L’État estime à 150 000 € sur deux ans le coût pour les collectivités. Un montant jugé très sous-évalué par l’AMF, qui a alerté sur l’impact financier réel pour les communes rurales ou touristiques ayant de nombreux lieux concernés.

Application et contrôle : un flou persistant

C’est une autre difficulté majeure du décret : qui va faire respecter cette interdiction ?
Le texte ne désigne aucune autorité spécifique. Or, l’Association des maires de France avait demandé à ce que les polices municipales ne soient pas chargées du contrôle, déjà très sollicitées.

En l’état, il appartient aux maires, à défaut de clarification, de mettre en œuvre l’interdiction, la signalisation… et potentiellement le contrôle, dans un contexte marqué par une augmentation des incivilités et un besoin croissant de médiation plus que de répression.

Pour les élu·es : ce qu’il faut faire dès maintenant

Même en l’absence de l’arrêté attendu prochainement, les communes sont déjà concernées par le décret. Voici les étapes à envisager :

  1. identifier les lieux concernés sur la commune ;

  2. prévoir l’impression et la pose de panneaux adaptés, dès la publication de l’arrêté ;

  3. informer les usagers, notamment via les sites municipaux, les panneaux lumineux ou les réseaux sociaux ;

  4. prendre, si souhaité, un arrêté municipal pour élargir les périmètres ou horaires, mais pas les restreindre ;

  5. former les agents de proximité, s’ils doivent être amenés à intervenir ou informer.

Le ministère de la Santé a mis en ligne un kit d’accompagnement à destination des collectivités, comprenant une FAQ, des modèles de panneaux et les consignes de signalétique à respecter. L’ensemble est accessible ici.

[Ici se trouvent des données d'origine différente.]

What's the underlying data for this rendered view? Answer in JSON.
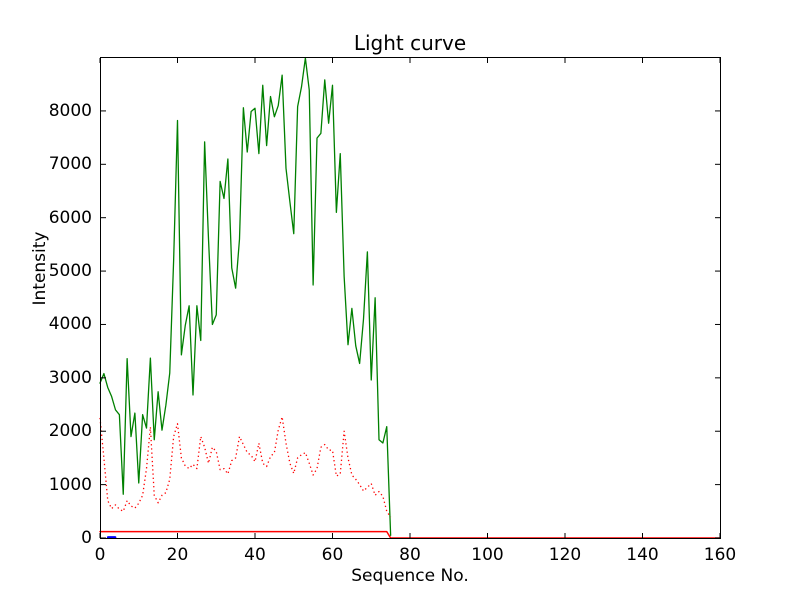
{
  "figure": {
    "background": "#ffffff",
    "text_color": "#000000"
  },
  "chart_data": {
    "type": "line",
    "title": "Light curve",
    "xlabel": "Sequence No.",
    "ylabel": "Intensity",
    "xlim": [
      0,
      160
    ],
    "ylim": [
      0,
      9010
    ],
    "xticks": [
      0,
      20,
      40,
      60,
      80,
      100,
      120,
      140,
      160
    ],
    "yticks": [
      0,
      1000,
      2000,
      3000,
      4000,
      5000,
      6000,
      7000,
      8000
    ],
    "grid": false,
    "legend": null,
    "series": [
      {
        "name": "main-intensity-green-solid",
        "color": "#008000",
        "line_style": "solid",
        "line_width": 1.3,
        "x_start": 0,
        "x_step": 1,
        "values": [
          2900,
          3080,
          2820,
          2650,
          2400,
          2310,
          820,
          3360,
          1900,
          2340,
          1030,
          2310,
          2060,
          3370,
          1840,
          2740,
          2020,
          2490,
          3090,
          5200,
          7820,
          3430,
          3980,
          4350,
          2680,
          4350,
          3700,
          7420,
          5600,
          4000,
          4180,
          6680,
          6360,
          7100,
          5060,
          4680,
          5600,
          8060,
          7230,
          7990,
          8050,
          7200,
          8480,
          7350,
          8270,
          7890,
          8100,
          8670,
          6925,
          6300,
          5700,
          8080,
          8450,
          8990,
          8390,
          4740,
          7490,
          7580,
          8580,
          7770,
          8480,
          6100,
          7200,
          4900,
          3620,
          4300,
          3600,
          3270,
          4100,
          5360,
          2960,
          4500,
          1840,
          1780,
          2085,
          50
        ]
      },
      {
        "name": "secondary-intensity-red-dotted",
        "color": "#ff0000",
        "line_style": "dotted",
        "line_width": 1.3,
        "x_start": 0,
        "x_step": 1,
        "values": [
          2250,
          1500,
          700,
          550,
          620,
          540,
          500,
          700,
          600,
          560,
          650,
          800,
          1300,
          2080,
          800,
          660,
          800,
          850,
          1100,
          1900,
          2140,
          1500,
          1350,
          1300,
          1380,
          1300,
          1900,
          1700,
          1400,
          1700,
          1620,
          1280,
          1300,
          1200,
          1450,
          1500,
          1900,
          1750,
          1600,
          1550,
          1430,
          1775,
          1400,
          1340,
          1525,
          1600,
          2020,
          2270,
          1775,
          1400,
          1210,
          1500,
          1560,
          1600,
          1400,
          1180,
          1300,
          1700,
          1750,
          1650,
          1640,
          1160,
          1200,
          2000,
          1500,
          1180,
          1100,
          1000,
          880,
          950,
          1020,
          800,
          870,
          780,
          500,
          390
        ]
      },
      {
        "name": "baseline-red-solid",
        "color": "#ff0000",
        "line_style": "solid",
        "line_width": 1.5,
        "x": [
          0,
          74,
          75,
          160
        ],
        "values": [
          120,
          120,
          0,
          0
        ]
      },
      {
        "name": "short-blue-segment",
        "color": "#0000ff",
        "line_style": "solid",
        "line_width": 2.5,
        "x": [
          2.1,
          3.9
        ],
        "values": [
          12,
          12
        ]
      }
    ]
  }
}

Une mesure de santé publique, mais une charge de plus

L’intention de santé publique est incontestable. Réduire le tabagisme passif, notamment dans les lieux fréquentés par les enfants, est un objectif largement partagé. Mais la mise en œuvre repose une fois de plus sur les collectivités, sans moyens dédiés, avec des délais serrés, et une application juridiquement encore floue.

L’AMF a exprimé des réserves, tant sur le coût de la signalisation que sur les délais de mise en œuvre et les modalités de contrôle.
Ce décret illustre une nouvelle fois la manière dont l’État confie aux communes des obligations réglementaires sans accompagnement suffisant. Une pratique bien connue des élu·es locaux, mais toujours aussi préoccupante.